Arthur Lander
Arthur Lander – the Donald Bren Professor of Developmental & Cell Biology at UCI – is a recognized leader in the field of systems biology, and his research is helping to identify the underlying causes for some cancers and birth defects. Daniel A. Anderson/UC Irvine

How does understanding the basics of what goes on in our tissues during normal development help us explain the causes and progression of diseases such as cancer? While attending a Society for Industrial & Applied Mathematics conference this summer on the life sciences, Arthur Lander – the Donald Bren Professor of Developmental & Cell Biology at UC Irvine – talked about the biological systems that control cell proliferation to achieve or maintain desired outcomes.

In this video, he explains that regulated growth not only is essential for biological development, but also establishes the context in which the out-of-control state we call cancer occurs. Lander’s research group builds mathematical models that mimic real tissues in order to understand normal growth control. Using such models, his lab is learning how morphogenesis – the process by which tissues take on complex three-dimensional forms – can be achieved by turning growth on and off in certain locations, through regulated feedback between mature cells and the cells that produce them.

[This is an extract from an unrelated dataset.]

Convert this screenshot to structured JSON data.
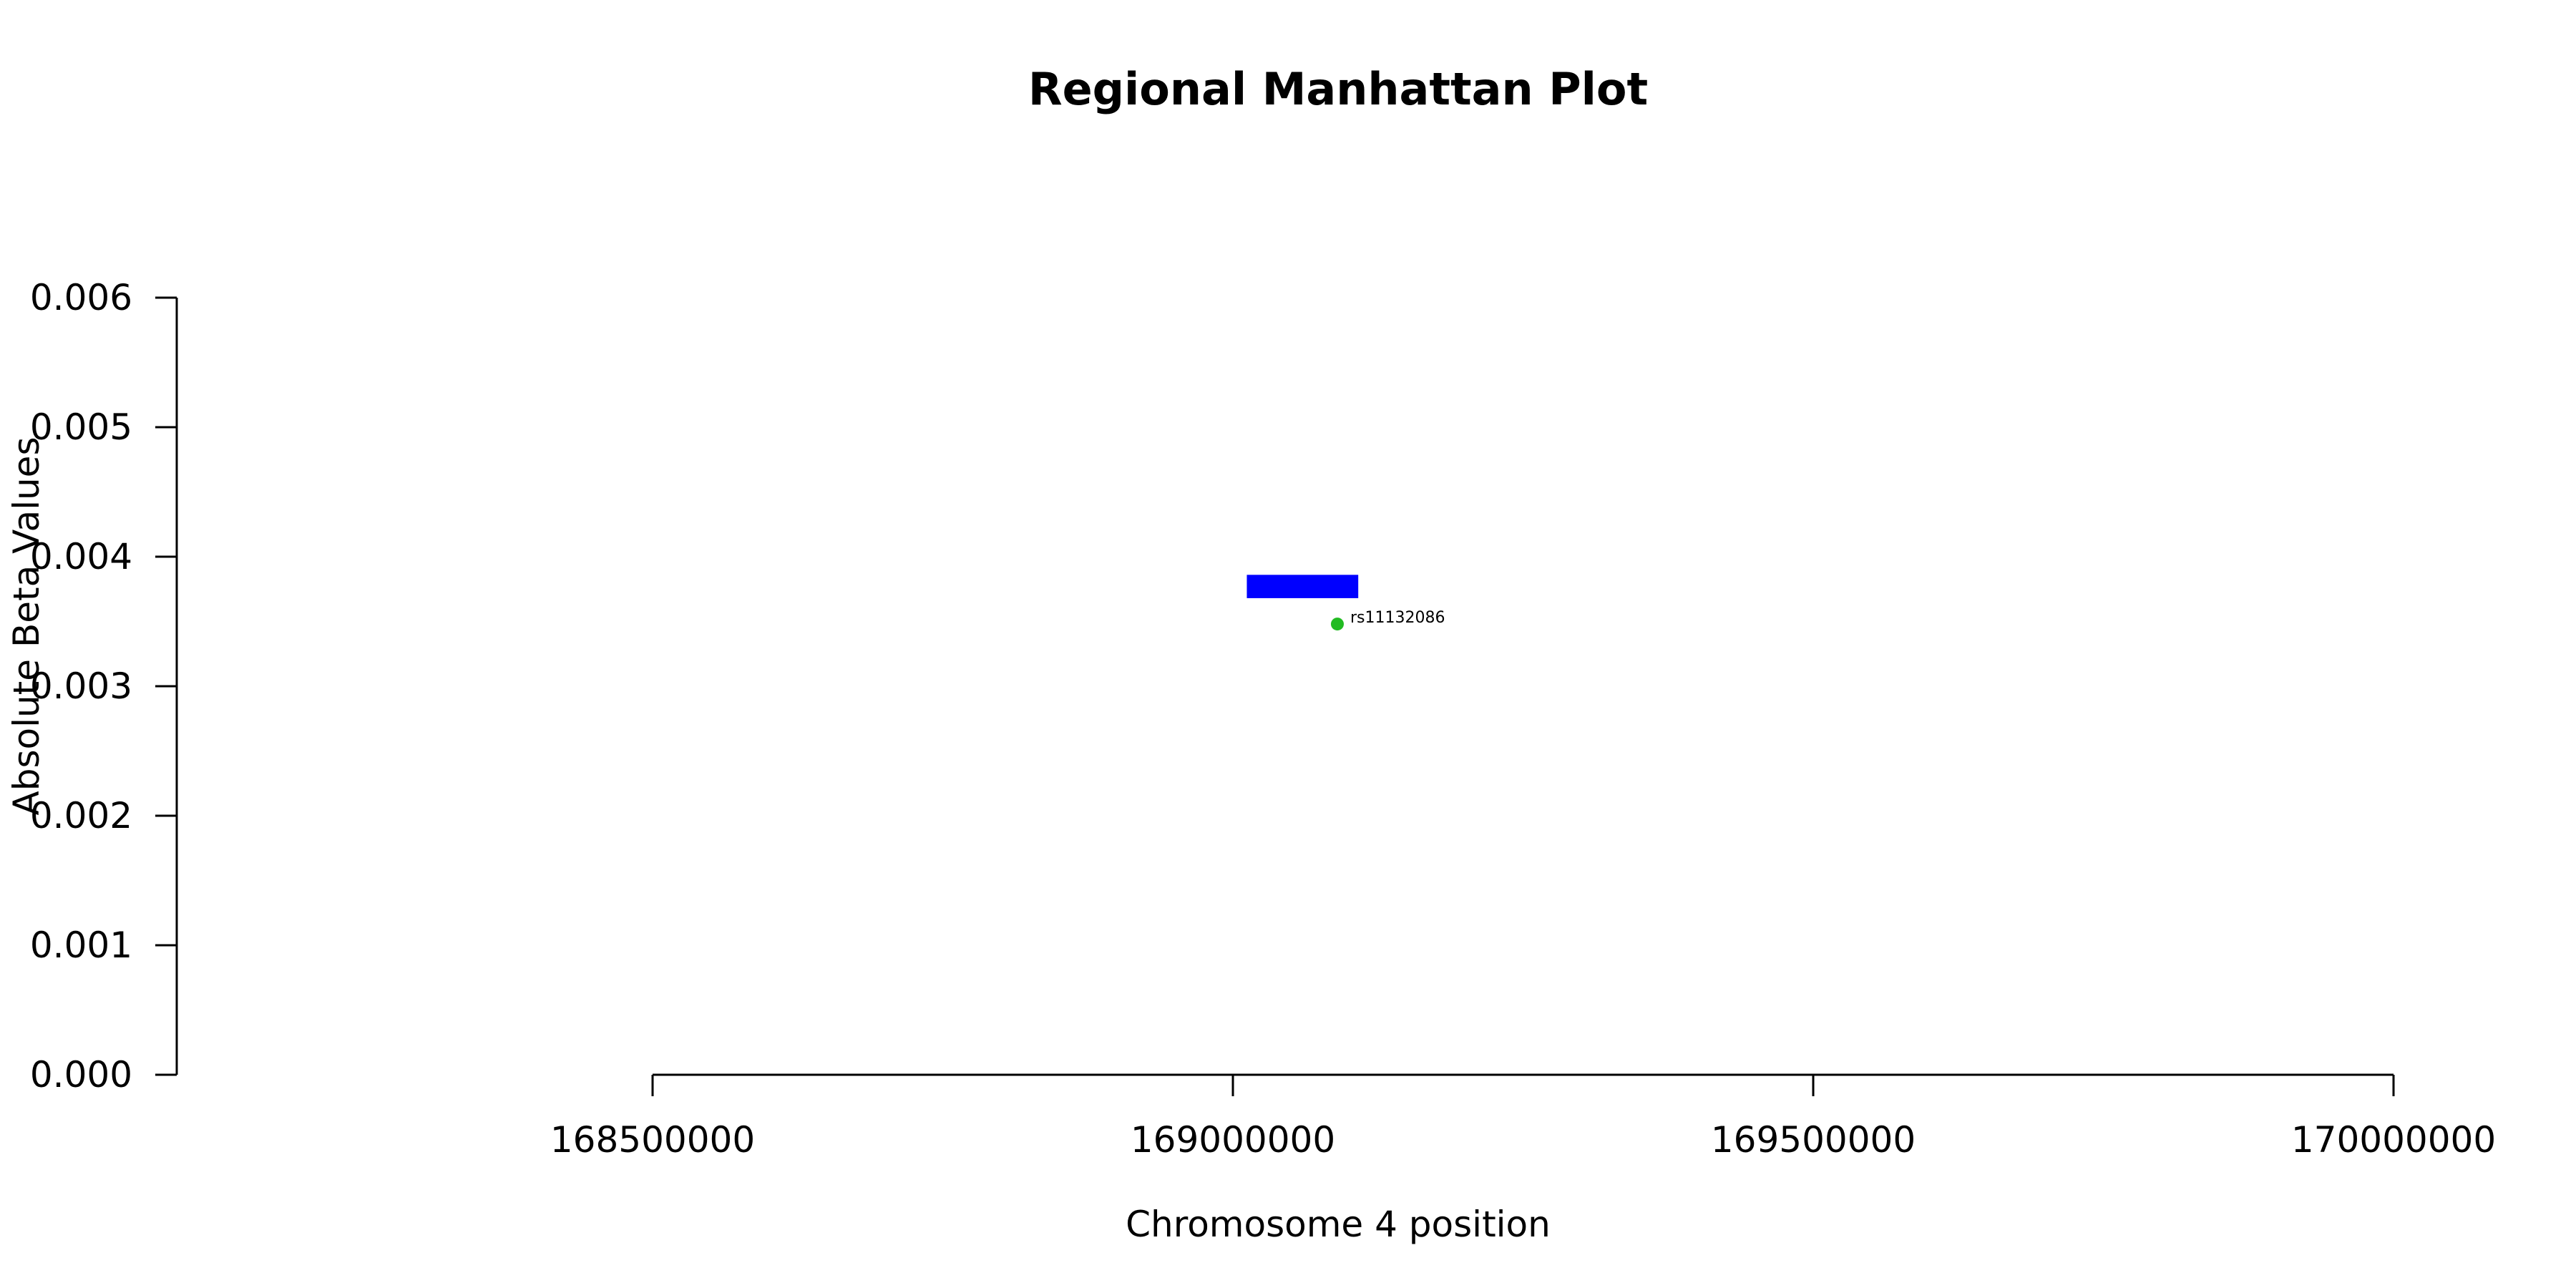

Lander is a recognized leader in the emerging field of systems biology, and his research is helping to identify the underlying causes for some cancers and birth defects. He’s the founding director of the campus’s Center for Complex Biological Systems. Founded in 2002, the center was the first of its kind in California dedicated to systems biology and employs the latest technology and computational methods to explore how networks of molecules, cells, tissues and organs interact in complex, dynamic ways to enable reliable biological functions.